Les motivations qui sous tendent cette action sont à saluer mais il faut s’étonner et déplorer son caractère prématuré et les risques pour la démocratie représentative.
1/ En effet, s’il ressort des termes de l’article 113 de la Constitution Ivoirienne de 2016 reprenant les dispositions innovantes de l’article 77 de la constitution de 2000, que les associations de défense des Droits de l’Homme légalement constituées «peuvent également déférer au Conseil constitutionnel les lois relatives aux libertés publiques.» ; il convient de préciser que la dilatation du cercle des personnes juridiques jouissant du droit de saisine du Conseil constitutionnel dans le cadre du contentieux de la constitutionnalité n’a pas changé la matière sur laquelle porte cette saisine contentieuse : la loi. Au regard de la constitution Ivoirienne, il s’agit de la loi ordinaire (article 113 de la constitution de 2016), des lois constitutionnelles adoptées par voie parlementaire et des lois organiques, (Article 134), après leur promulgation.
Il appert de ces textes constitutionnels que (en dehors des engagements internationaux et des règlements des assemblées parlementaires) le contentieux de la constitutionnalité ne concerne que les textes de loi.

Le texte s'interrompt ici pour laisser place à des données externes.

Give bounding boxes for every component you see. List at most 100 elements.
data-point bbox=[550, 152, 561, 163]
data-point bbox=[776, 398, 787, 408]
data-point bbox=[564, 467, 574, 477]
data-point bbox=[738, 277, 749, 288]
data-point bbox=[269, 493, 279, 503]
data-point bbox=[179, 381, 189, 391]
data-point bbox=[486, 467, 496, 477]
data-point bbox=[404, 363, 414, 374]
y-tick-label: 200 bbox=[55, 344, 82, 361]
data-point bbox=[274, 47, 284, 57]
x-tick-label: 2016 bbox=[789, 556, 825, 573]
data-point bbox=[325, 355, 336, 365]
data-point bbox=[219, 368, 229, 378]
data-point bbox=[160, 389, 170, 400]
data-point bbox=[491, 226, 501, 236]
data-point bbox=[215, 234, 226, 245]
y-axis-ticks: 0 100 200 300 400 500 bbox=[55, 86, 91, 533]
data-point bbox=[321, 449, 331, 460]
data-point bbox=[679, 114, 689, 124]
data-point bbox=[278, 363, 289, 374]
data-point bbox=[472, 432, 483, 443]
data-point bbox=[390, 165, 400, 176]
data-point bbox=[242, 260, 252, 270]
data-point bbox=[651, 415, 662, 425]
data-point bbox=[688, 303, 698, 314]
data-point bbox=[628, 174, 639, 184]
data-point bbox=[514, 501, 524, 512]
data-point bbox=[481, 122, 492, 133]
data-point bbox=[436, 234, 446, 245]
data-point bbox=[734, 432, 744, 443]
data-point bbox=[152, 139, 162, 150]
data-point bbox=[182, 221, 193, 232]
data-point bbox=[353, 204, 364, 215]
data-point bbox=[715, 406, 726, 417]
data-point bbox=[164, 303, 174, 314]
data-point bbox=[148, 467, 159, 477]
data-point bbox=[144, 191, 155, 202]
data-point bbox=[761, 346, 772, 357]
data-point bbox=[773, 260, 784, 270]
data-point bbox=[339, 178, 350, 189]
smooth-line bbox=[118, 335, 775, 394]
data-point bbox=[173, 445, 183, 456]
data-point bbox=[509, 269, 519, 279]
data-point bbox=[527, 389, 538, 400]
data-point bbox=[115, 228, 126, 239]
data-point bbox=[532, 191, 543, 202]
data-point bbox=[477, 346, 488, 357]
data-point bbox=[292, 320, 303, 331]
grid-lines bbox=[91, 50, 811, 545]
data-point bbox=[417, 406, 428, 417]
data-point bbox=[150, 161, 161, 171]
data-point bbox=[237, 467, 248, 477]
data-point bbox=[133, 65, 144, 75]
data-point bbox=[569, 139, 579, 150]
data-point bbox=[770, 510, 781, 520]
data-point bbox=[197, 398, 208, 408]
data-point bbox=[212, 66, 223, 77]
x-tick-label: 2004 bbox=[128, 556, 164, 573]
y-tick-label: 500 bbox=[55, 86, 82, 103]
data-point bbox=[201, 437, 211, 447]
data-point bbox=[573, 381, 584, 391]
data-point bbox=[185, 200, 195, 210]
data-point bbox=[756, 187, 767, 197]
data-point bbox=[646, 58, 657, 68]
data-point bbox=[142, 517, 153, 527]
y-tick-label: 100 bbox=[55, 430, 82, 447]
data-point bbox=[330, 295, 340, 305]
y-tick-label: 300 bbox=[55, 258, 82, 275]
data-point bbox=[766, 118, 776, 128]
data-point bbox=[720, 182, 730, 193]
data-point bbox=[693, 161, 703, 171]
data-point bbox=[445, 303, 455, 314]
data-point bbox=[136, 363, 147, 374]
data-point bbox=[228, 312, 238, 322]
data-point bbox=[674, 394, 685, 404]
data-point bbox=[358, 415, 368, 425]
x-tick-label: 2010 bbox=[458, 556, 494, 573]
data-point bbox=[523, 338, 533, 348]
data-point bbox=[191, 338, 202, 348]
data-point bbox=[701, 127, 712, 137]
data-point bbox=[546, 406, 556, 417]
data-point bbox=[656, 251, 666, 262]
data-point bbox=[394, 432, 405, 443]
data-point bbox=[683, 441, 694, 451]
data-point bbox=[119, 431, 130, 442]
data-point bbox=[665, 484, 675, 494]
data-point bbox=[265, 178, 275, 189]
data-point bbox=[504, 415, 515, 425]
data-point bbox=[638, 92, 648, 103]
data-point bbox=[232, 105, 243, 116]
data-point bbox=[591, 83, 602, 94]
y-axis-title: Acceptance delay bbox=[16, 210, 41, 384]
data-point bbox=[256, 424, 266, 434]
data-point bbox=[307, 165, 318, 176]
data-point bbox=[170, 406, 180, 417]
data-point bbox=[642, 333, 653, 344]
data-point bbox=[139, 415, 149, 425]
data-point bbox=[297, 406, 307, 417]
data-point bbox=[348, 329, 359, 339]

En conséquence, au regard de l’objet et de la matière de la saisine, la saisine contentieuse ne peut être entreprise qu’après le vote de la loi et non avant. En effet, avant le vote de la loi, il n’y a pas de loi mais un projet de loi qui est un simple « acte administratif » non décisoire donc insusceptible même de tout recours devant la Chambre administrative et à fortiori devant le Conseil constitutionnel.
Le projet de loi introduit au parlement est un fœtus de loi en gestation dans la matrice de la représentation nationale et qui peut être à tout moment victime d’un avortement (si le projet est rejeté par la plénière). Ce n’est qu’à sa naissance que le juge constitutionnel est habilité à juger du sort de la loi, dans ce cas il risque d’avoir un infanticide. Le juge constitutionnel ne peut faire avorter la loi en gestation c’est à dire la faire éjecter des entrailles de l’assemblée nationale. Il ne peut que faire tuer la loi produite en la déclarant inconstitutionnelle.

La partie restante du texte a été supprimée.